The following are the responses of Republican candidate for state representative of the 142nd District, Emily Wilson.
Wilson is running against Fred Wilms. The 142nd District, which includes part of New Canaan, is vacant due to the retirement of current state Rep. Lawrence Cafero. Read Wilms' responses here on the Daily Voice.
Why did you decide to run for state representative, as opposed to some other office?
I am running for state representative because I want to work to return Connecticut to its great potential, a state where families can afford to live, businesses can grow, and people want to retire.
Considering your education, employment experience, political involvement, and personal attributes, what qualifications do you have to be a good state representative?
It is through my business and public service that I have developed the skills and experience essential to be a good state representative. As an attorney running my own practice, I advocate and problem-solve for my clients, both individuals and businesses. As president of the Norwalk Senior Center, I worked to make the most of the limited resources we had available. And, as a conservation commissioner and zoning commissioner for over seven years, I make decisions and enact regulations by listening to the needs of property owners and the concerns of the public.
If you are elected, what will be your three top priorities, and why?
Connecticut’s economy has been in trouble for a long time. The budget is out of balance, state spending is wasteful, and the cost of doing business is too high. We must reverse these economic trends. We must adopt an honest and balanced budget, streamline state spending to make the most of our resources, and lower the tax burden on people and businesses.

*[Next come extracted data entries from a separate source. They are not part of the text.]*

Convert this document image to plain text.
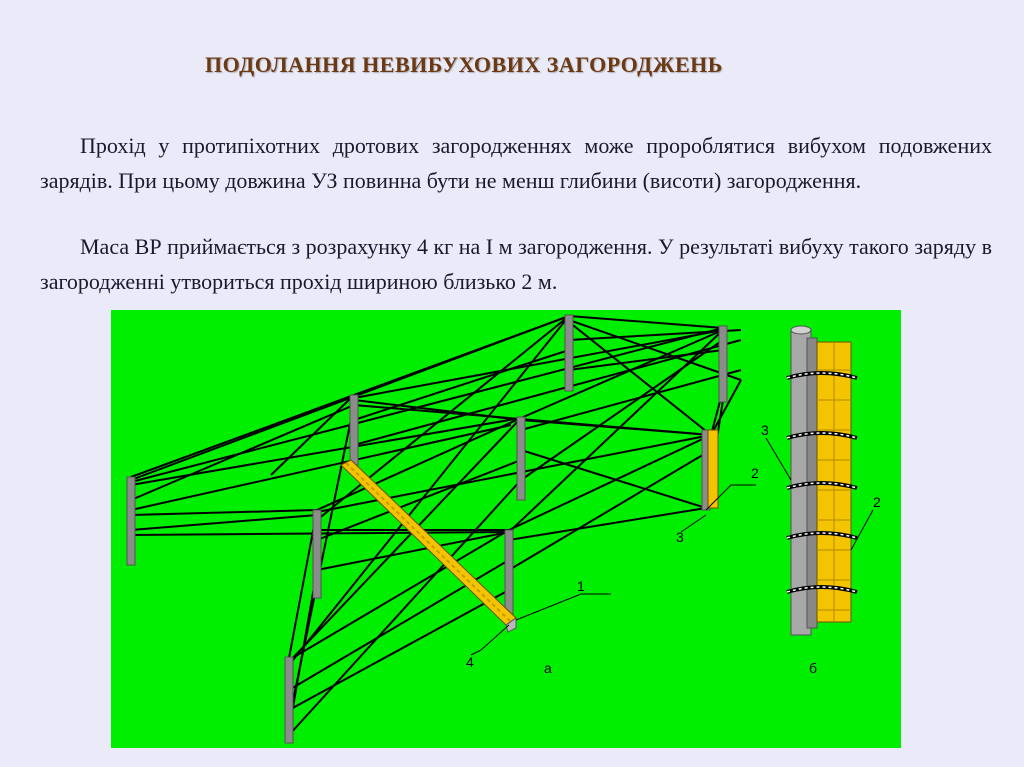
ПОДОЛАННЯ НЕВИБУХОВИХ ЗАГОРОДЖЕНЬ
Прохід у протипіхотних дротових загородженнях може пророблятися вибухом подовжених зарядів. При цьому довжина УЗ повинна бути не менш глибини (висоти) загородження.
Маса ВР приймається з розрахунку 4 кг на I м загородження. У результаті вибуху такого заряду в загородженні утвориться прохід шириною близько 2 м.
1
4
2
3
а
3
2
б
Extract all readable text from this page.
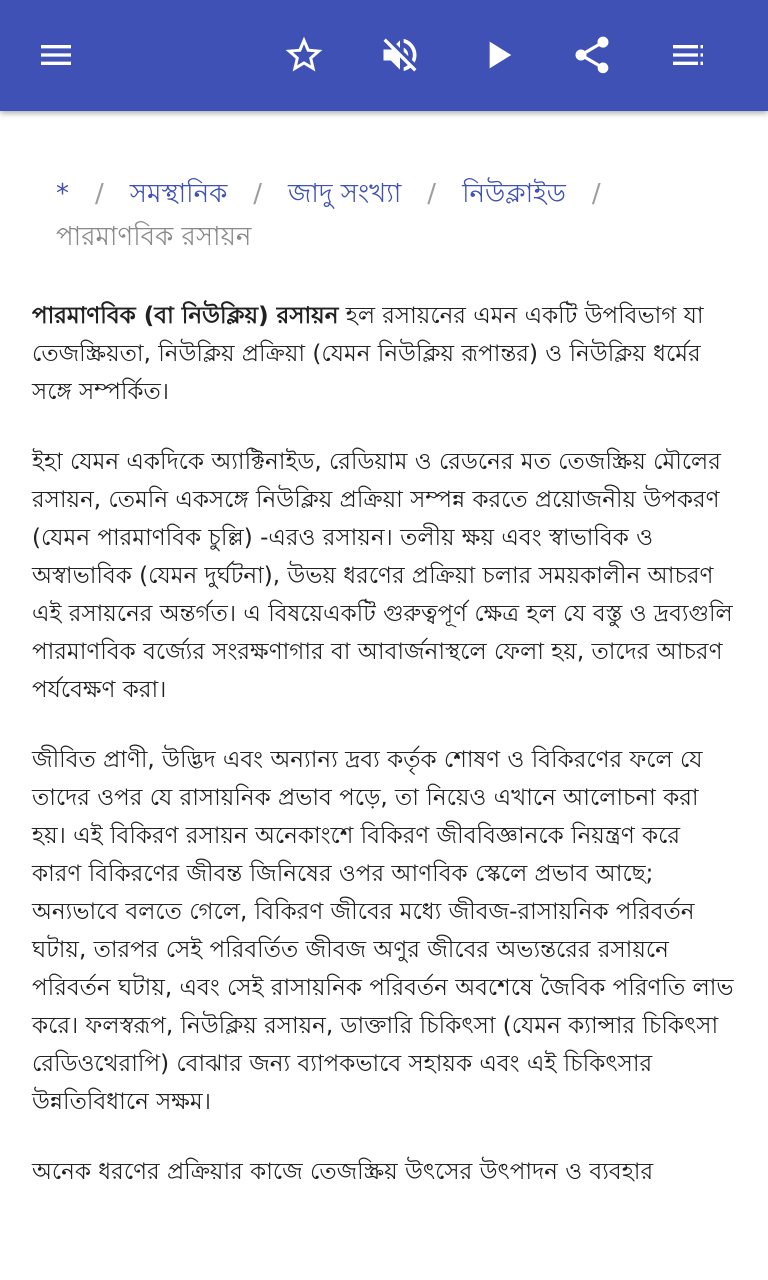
* / সমস্থানিক / জাদু সংখ্যা / নিউক্লাইড /
পারমাণবিক রসায়ন

পারমাণবিক (বা নিউক্লিয়) রসায়ন হল রসায়নের এমন একটি উপবিভাগ যা তেজস্ক্রিয়তা, নিউক্লিয় প্রক্রিয়া (যেমন নিউক্লিয় রূপান্তর) ও নিউক্লিয় ধর্মের সঙ্গে সম্পর্কিত।

ইহা যেমন একদিকে অ্যাক্টিনাইড, রেডিয়াম ও রেডনের মত তেজস্ক্রিয় মৌলের রসায়ন, তেমনি একসঙ্গে নিউক্লিয় প্রক্রিয়া সম্পন্ন করতে প্রয়োজনীয় উপকরণ (যেমন পারমাণবিক চুল্লি) -এরও রসায়ন। তলীয় ক্ষয় এবং স্বাভাবিক ও অস্বাভাবিক (যেমন দুর্ঘটনা), উভয় ধরণের প্রক্রিয়া চলার সময়কালীন আচরণ এই রসায়নের অন্তর্গত। এ বিষয়েএকটি গুরুত্বপূর্ণ ক্ষেত্র হল যে বস্তু ও দ্রব্যগুলি পারমাণবিক বর্জ্যের সংরক্ষণাগার বা আবার্জনাস্থলে ফেলা হয়, তাদের আচরণ পর্যবেক্ষণ করা।

জীবিত প্রাণী, উদ্ভিদ এবং অন্যান্য দ্রব্য কর্তৃক শোষণ ও বিকিরণের ফলে যে তাদের ওপর যে রাসায়নিক প্রভাব পড়ে, তা নিয়েও এখানে আলোচনা করা হয়। এই বিকিরণ রসায়ন অনেকাংশে বিকিরণ জীববিজ্ঞানকে নিয়ন্ত্রণ করে কারণ বিকিরণের জীবন্ত জিনিষের ওপর আণবিক স্কেলে প্রভাব আছে; অন্যভাবে বলতে গেলে, বিকিরণ জীবের মধ্যে জীবজ-রাসায়নিক পরিবর্তন ঘটায়, তারপর সেই পরিবর্তিত জীবজ অণুর জীবের অভ্যন্তরের রসায়নে পরিবর্তন ঘটায়, এবং সেই রাসায়নিক পরিবর্তন অবশেষে জৈবিক পরিণতি লাভ করে। ফলস্বরূপ, নিউক্লিয় রসায়ন, ডাক্তারি চিকিৎসা (যেমন ক্যান্সার চিকিৎসা রেডিওথেরাপি) বোঝার জন্য ব্যাপকভাবে সহায়ক এবং এই চিকিৎসার উন্নতিবিধানে সক্ষম।

অনেক ধরণের প্রক্রিয়ার কাজে তেজস্ক্রিয় উৎসের উৎপাদন ও ব্যবহার
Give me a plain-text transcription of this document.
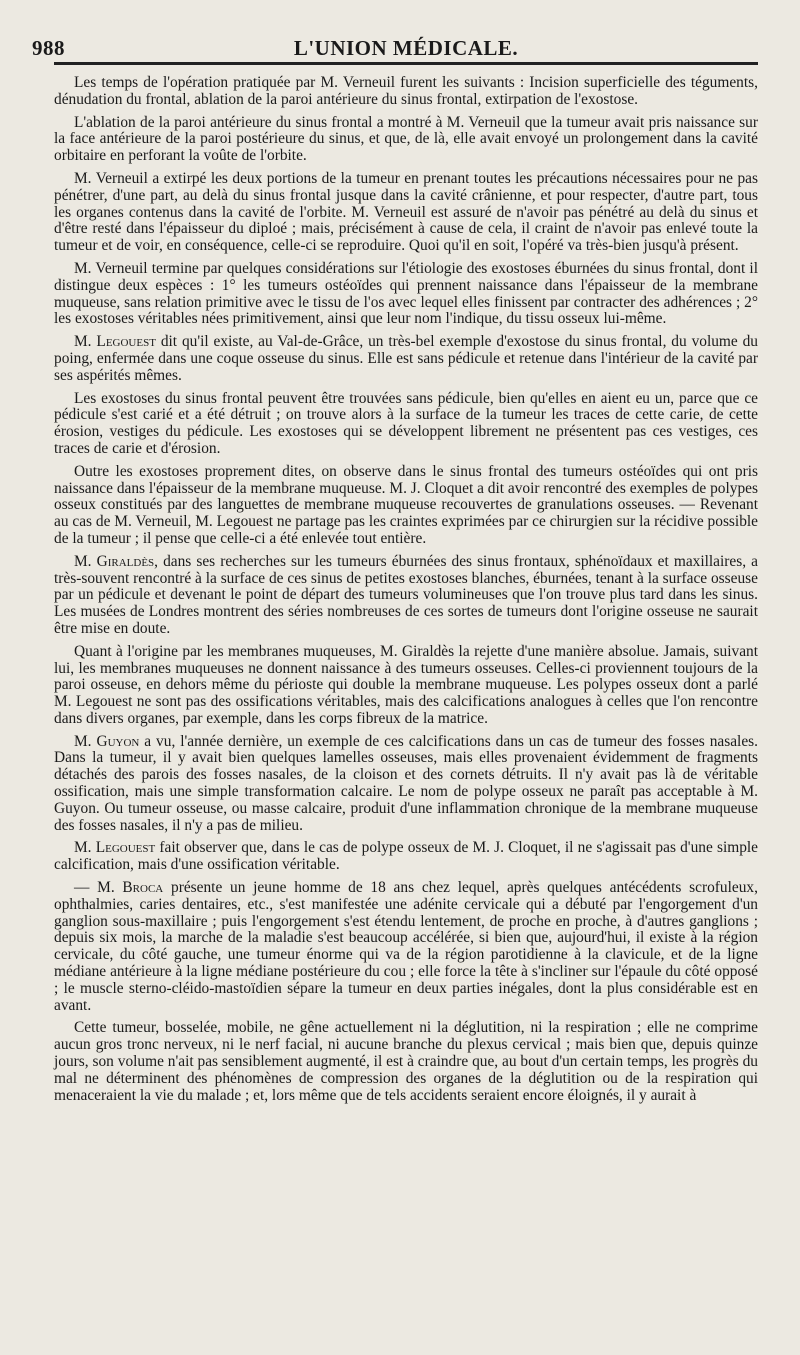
988	L'UNION MÉDICALE.

Les temps de l'opération pratiquée par M. Verneuil furent les suivants : Incision superficielle des téguments, dénudation du frontal, ablation de la paroi antérieure du sinus frontal, extirpation de l'exostose.

L'ablation de la paroi antérieure du sinus frontal a montré à M. Verneuil que la tumeur avait pris naissance sur la face antérieure de la paroi postérieure du sinus, et que, de là, elle avait envoyé un prolongement dans la cavité orbitaire en perforant la voûte de l'orbite.

M. Verneuil a extirpé les deux portions de la tumeur en prenant toutes les précautions nécessaires pour ne pas pénétrer, d'une part, au delà du sinus frontal jusque dans la cavité crânienne, et pour respecter, d'autre part, tous les organes contenus dans la cavité de l'orbite. M. Verneuil est assuré de n'avoir pas pénétré au delà du sinus et d'être resté dans l'épaisseur du diploé ; mais, précisément à cause de cela, il craint de n'avoir pas enlevé toute la tumeur et de voir, en conséquence, celle-ci se reproduire. Quoi qu'il en soit, l'opéré va très-bien jusqu'à présent.

M. Verneuil termine par quelques considérations sur l'étiologie des exostoses éburnées du sinus frontal, dont il distingue deux espèces : 1° les tumeurs ostéoïdes qui prennent naissance dans l'épaisseur de la membrane muqueuse, sans relation primitive avec le tissu de l'os avec lequel elles finissent par contracter des adhérences ; 2° les exostoses véritables nées primitivement, ainsi que leur nom l'indique, du tissu osseux lui-même.

M. Legouest dit qu'il existe, au Val-de-Grâce, un très-bel exemple d'exostose du sinus frontal, du volume du poing, enfermée dans une coque osseuse du sinus. Elle est sans pédicule et retenue dans l'intérieur de la cavité par ses aspérités mêmes.

Les exostoses du sinus frontal peuvent être trouvées sans pédicule, bien qu'elles en aient eu un, parce que ce pédicule s'est carié et a été détruit ; on trouve alors à la surface de la tumeur les traces de cette carie, de cette érosion, vestiges du pédicule. Les exostoses qui se développent librement ne présentent pas ces vestiges, ces traces de carie et d'érosion.

Outre les exostoses proprement dites, on observe dans le sinus frontal des tumeurs ostéoïdes qui ont pris naissance dans l'épaisseur de la membrane muqueuse. M. J. Cloquet a dit avoir rencontré des exemples de polypes osseux constitués par des languettes de membrane muqueuse recouvertes de granulations osseuses. — Revenant au cas de M. Verneuil, M. Legouest ne partage pas les craintes exprimées par ce chirurgien sur la récidive possible de la tumeur ; il pense que celle-ci a été enlevée tout entière.

M. Giraldès, dans ses recherches sur les tumeurs éburnées des sinus frontaux, sphénoïdaux et maxillaires, a très-souvent rencontré à la surface de ces sinus de petites exostoses blanches, éburnées, tenant à la surface osseuse par un pédicule et devenant le point de départ des tumeurs volumineuses que l'on trouve plus tard dans les sinus. Les musées de Londres montrent des séries nombreuses de ces sortes de tumeurs dont l'origine osseuse ne saurait être mise en doute.

Quant à l'origine par les membranes muqueuses, M. Giraldès la rejette d'une manière absolue. Jamais, suivant lui, les membranes muqueuses ne donnent naissance à des tumeurs osseuses. Celles-ci proviennent toujours de la paroi osseuse, en dehors même du périoste qui double la membrane muqueuse. Les polypes osseux dont a parlé M. Legouest ne sont pas des ossifications véritables, mais des calcifications analogues à celles que l'on rencontre dans divers organes, par exemple, dans les corps fibreux de la matrice.

M. Guyon a vu, l'année dernière, un exemple de ces calcifications dans un cas de tumeur des fosses nasales. Dans la tumeur, il y avait bien quelques lamelles osseuses, mais elles provenaient évidemment de fragments détachés des parois des fosses nasales, de la cloison et des cornets détruits. Il n'y avait pas là de véritable ossification, mais une simple transformation calcaire. Le nom de polype osseux ne paraît pas acceptable à M. Guyon. Ou tumeur osseuse, ou masse calcaire, produit d'une inflammation chronique de la membrane muqueuse des fosses nasales, il n'y a pas de milieu.

M. Legouest fait observer que, dans le cas de polype osseux de M. J. Cloquet, il ne s'agissait pas d'une simple calcification, mais d'une ossification véritable.

— M. Broca présente un jeune homme de 18 ans chez lequel, après quelques antécédents scrofuleux, ophthalmies, caries dentaires, etc., s'est manifestée une adénite cervicale qui a débuté par l'engorgement d'un ganglion sous-maxillaire ; puis l'engorgement s'est étendu lentement, de proche en proche, à d'autres ganglions ; depuis six mois, la marche de la maladie s'est beaucoup accélérée, si bien que, aujourd'hui, il existe à la région cervicale, du côté gauche, une tumeur énorme qui va de la région parotidienne à la clavicule, et de la ligne médiane antérieure à la ligne médiane postérieure du cou ; elle force la tête à s'incliner sur l'épaule du côté opposé ; le muscle sterno-cléido-mastoïdien sépare la tumeur en deux parties inégales, dont la plus considérable est en avant.

Cette tumeur, bosselée, mobile, ne gêne actuellement ni la déglutition, ni la respiration ; elle ne comprime aucun gros tronc nerveux, ni le nerf facial, ni aucune branche du plexus cervical ; mais bien que, depuis quinze jours, son volume n'ait pas sensiblement augmenté, il est à craindre que, au bout d'un certain temps, les progrès du mal ne déterminent des phénomènes de compression des organes de la déglutition ou de la respiration qui menaceraient la vie du malade ; et, lors même que de tels accidents seraient encore éloignés, il y aurait à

Fairfield County is home to two regional corridors of transportation, Metro-North and I-95, which are vital to the regional economy. As we have read over the last few weeks and months, our roads and rails are in dire need of maintenance and upgrades. We must invest in our infrastructure, which we can do by limiting state borrowing to projects that benefit the public.
The Education Cost Sharing program, a state grant, was meant to be used to ensure that students across the state had access to quality education. The grant process often results in an inequitable distribution of state funds, as we have experienced here in Norwalk. We must ensure that every city or town has the share of state funding for education that they need.